Le jeu de lumières commence de manière simple, ambiance tamisée de deux couleurs, pour être de plus en plus intense avec un jeu plus dynamique comme on pourrait le retrouver dans les concerts de Rock’n’roll.
Il faudra attendre la moitié du set pour qu’Ibrahim Maalouf ne prenne la parole. Après une présentation de ses musiciens, il explique le chemin parcouru depuis la date de l’an passé notamment en expliquant la victoire de son album Illusion aux Victoires de la Musique et le disque d’or obtenu pour Illusions. Il en profite pour remercier le public pour son soutien et rappelle que sans lui sa vie de musicien serait impossible. Avant la reprise du live, il parle longuement de la composition du morceau Beyrouth. Cet hommage à sa ville natale, à Led Zeppelin et au hard rock où il l’a découvert est une de ses compositions les plus poignantes.

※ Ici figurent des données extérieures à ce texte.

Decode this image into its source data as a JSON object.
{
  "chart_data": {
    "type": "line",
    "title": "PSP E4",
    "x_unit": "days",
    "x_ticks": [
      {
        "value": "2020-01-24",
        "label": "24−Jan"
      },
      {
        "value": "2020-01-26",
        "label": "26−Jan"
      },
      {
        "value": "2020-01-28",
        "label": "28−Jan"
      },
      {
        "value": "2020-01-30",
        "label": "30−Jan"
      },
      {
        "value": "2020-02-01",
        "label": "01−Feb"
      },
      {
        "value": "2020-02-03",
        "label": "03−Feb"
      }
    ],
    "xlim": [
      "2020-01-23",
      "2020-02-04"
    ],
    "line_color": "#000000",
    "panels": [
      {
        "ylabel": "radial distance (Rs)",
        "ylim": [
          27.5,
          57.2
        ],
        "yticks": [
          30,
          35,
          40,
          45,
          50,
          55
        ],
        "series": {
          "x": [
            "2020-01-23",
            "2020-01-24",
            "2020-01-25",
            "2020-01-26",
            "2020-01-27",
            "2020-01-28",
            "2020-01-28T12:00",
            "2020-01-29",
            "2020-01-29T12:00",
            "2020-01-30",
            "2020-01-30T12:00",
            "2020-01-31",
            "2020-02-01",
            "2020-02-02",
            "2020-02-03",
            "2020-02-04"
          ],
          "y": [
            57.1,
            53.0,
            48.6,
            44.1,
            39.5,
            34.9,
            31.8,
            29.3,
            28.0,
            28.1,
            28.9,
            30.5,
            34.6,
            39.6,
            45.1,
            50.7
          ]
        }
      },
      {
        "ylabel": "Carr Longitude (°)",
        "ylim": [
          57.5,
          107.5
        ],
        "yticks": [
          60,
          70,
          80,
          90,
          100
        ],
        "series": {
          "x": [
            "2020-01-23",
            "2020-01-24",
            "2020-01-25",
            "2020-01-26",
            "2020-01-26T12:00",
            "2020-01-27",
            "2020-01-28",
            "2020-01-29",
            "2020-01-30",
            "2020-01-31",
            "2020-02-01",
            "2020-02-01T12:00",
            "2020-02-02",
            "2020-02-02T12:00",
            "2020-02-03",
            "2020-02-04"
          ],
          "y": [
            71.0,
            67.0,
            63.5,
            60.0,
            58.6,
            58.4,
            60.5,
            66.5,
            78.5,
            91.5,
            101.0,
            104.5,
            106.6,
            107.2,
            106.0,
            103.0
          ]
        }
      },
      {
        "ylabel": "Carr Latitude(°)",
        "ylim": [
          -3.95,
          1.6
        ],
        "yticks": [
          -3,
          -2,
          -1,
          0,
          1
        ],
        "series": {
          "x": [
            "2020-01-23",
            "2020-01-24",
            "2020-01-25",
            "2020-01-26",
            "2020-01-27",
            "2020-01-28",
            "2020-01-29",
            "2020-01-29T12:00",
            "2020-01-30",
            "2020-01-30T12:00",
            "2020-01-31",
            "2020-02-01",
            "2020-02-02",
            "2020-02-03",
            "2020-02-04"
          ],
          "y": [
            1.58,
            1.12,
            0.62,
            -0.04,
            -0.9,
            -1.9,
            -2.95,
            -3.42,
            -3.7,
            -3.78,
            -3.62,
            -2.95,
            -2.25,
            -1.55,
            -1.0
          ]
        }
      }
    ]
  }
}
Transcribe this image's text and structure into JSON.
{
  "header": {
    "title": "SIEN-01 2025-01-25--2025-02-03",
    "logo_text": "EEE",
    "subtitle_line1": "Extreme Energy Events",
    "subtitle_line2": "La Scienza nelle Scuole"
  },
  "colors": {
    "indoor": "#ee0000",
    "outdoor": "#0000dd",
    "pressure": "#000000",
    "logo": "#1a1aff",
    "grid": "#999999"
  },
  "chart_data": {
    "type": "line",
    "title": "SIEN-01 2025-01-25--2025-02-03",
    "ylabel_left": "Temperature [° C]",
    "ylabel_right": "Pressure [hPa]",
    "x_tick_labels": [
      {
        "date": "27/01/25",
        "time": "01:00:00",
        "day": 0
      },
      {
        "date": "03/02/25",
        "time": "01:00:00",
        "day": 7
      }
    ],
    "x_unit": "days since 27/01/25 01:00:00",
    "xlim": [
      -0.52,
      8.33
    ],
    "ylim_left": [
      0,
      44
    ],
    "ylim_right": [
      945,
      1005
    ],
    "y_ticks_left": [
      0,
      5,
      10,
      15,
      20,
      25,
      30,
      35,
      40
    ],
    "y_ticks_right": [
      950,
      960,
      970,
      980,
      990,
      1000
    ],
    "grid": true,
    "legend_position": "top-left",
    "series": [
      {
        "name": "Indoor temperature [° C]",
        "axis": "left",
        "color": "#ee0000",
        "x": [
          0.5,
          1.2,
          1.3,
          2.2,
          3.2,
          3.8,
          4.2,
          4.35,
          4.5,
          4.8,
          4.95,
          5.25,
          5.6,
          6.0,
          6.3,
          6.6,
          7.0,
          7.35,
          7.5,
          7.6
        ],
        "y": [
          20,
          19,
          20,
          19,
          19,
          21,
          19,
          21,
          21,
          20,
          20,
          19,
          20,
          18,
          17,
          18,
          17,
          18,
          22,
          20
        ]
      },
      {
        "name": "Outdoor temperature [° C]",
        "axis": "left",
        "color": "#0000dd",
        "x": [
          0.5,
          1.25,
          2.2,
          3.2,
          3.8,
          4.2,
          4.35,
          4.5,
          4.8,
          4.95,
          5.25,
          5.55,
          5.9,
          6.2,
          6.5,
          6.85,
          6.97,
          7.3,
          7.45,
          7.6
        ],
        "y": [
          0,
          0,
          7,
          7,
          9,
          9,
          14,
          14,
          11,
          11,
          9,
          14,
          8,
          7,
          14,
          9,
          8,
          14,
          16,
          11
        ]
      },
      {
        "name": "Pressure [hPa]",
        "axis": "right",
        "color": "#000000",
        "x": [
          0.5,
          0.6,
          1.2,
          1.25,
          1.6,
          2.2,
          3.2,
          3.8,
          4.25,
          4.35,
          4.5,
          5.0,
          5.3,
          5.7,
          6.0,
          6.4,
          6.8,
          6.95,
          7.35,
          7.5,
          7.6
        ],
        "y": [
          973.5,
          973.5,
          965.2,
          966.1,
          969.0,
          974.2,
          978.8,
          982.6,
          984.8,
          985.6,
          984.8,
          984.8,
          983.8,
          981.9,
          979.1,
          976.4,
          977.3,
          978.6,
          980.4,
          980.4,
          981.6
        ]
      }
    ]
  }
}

Ibrahim, s’improvisant professeur de chant, demande au public de faire un « mi bémol » afin de lancer le morceau et que le groupe les rejoigne. Après quelques péripéties plutôt amusantes, le public parvient à s’exécuter. Le morceau débute de manière douce pour finir sur une explosion notamment grâce au solo de guitare accentué par un jeu de lumières hors du commun. Le public plus que conquis, offre un tonnerre d’applaudissements à la prestation.
Après un set d’une heure quarante cinq, c’est avec le morceau True Sorry qu’Ibrahim Maalouf et ses acolytes quittent la scène des NJP. Au grand regret du public qui à renfort d’applaudissements et de cris parvient à rappeler l’ensemble des musiciens pour un rappel aux sonorités écossaises avec la présence d’une cornemuse, ce qui clos avec brio la dernière soirée de cette édition du festival Nancy Jazz Pulsations.